- Occupations: Former Chairperson, President and CEO of Sunoco, Inc.

= Lynn Elsenhans =

American businesswoman

Lynn Laverty Elsenhans is a businessperson who is the former chairperson, chief executive officer, and president of Sunoco.

==Career==
Lynn Elsenhans served as the Sunoco's chairperson and as the company's chief executive officer and president until 2012. Since October 2008, she is also the chairwoman of Sunoco Partners LLC. Prior to joining Sunoco, Elsenhans served as the executive vice president of global manufacturing for Shell Downstream Inc., a subsidiary of Royal Dutch Shell Group for more than 28 years.
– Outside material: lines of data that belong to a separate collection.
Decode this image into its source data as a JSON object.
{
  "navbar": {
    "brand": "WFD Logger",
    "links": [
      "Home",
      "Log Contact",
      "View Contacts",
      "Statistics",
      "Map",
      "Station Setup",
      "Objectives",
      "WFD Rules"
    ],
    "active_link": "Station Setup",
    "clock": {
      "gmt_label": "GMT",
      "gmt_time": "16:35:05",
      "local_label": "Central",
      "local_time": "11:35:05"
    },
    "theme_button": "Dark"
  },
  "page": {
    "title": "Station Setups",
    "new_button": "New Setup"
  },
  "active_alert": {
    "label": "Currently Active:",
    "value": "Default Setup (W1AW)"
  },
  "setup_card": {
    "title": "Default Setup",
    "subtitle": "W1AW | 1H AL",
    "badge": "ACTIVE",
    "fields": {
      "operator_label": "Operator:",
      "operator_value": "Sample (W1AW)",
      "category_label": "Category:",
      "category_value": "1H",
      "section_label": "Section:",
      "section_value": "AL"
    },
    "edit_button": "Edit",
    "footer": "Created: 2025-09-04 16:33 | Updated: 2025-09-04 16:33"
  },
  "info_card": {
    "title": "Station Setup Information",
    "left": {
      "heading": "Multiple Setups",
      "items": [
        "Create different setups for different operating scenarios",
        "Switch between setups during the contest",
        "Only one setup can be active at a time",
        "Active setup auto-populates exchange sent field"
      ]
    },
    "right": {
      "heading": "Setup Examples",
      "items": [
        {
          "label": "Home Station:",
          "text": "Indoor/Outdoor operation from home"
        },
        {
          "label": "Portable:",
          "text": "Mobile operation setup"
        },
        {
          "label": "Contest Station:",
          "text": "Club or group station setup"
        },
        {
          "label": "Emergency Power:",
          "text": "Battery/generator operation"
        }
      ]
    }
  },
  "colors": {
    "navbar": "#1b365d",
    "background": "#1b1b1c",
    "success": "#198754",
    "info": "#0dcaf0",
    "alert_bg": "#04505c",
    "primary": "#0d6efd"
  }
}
Elsenhans also served on Baker Hughes's board of directors from 2012 to July 2017 and currently sits on the board of GlaxoSmithKline.

In April 2018, she was the first woman to be appointed as board member in the state-run Saudi Aramco.

Elsenhans was voted number 10 on Forbes' 2009 "The 100 Most Powerful Women" list.

==Compensation==

While CEO of Sunoco in 2008, Elsenhans earned a total compensation of $12,062,024, which included a base salary of $515,077, a cash bonus of $794,007, stock granted of $8,313,716, and options granted of $2,265,934.

==Education==
Lynn Laverty Elsenhans received a B.A. degree in applied mathematics from Rice University. She played on Rice's first women's basketball team. However, the team went 0–11 in its first season. She donated $5 million to start the university's women's golf program slated to start in 2026.

Elsenhans later received an MBA degree from Harvard Business School.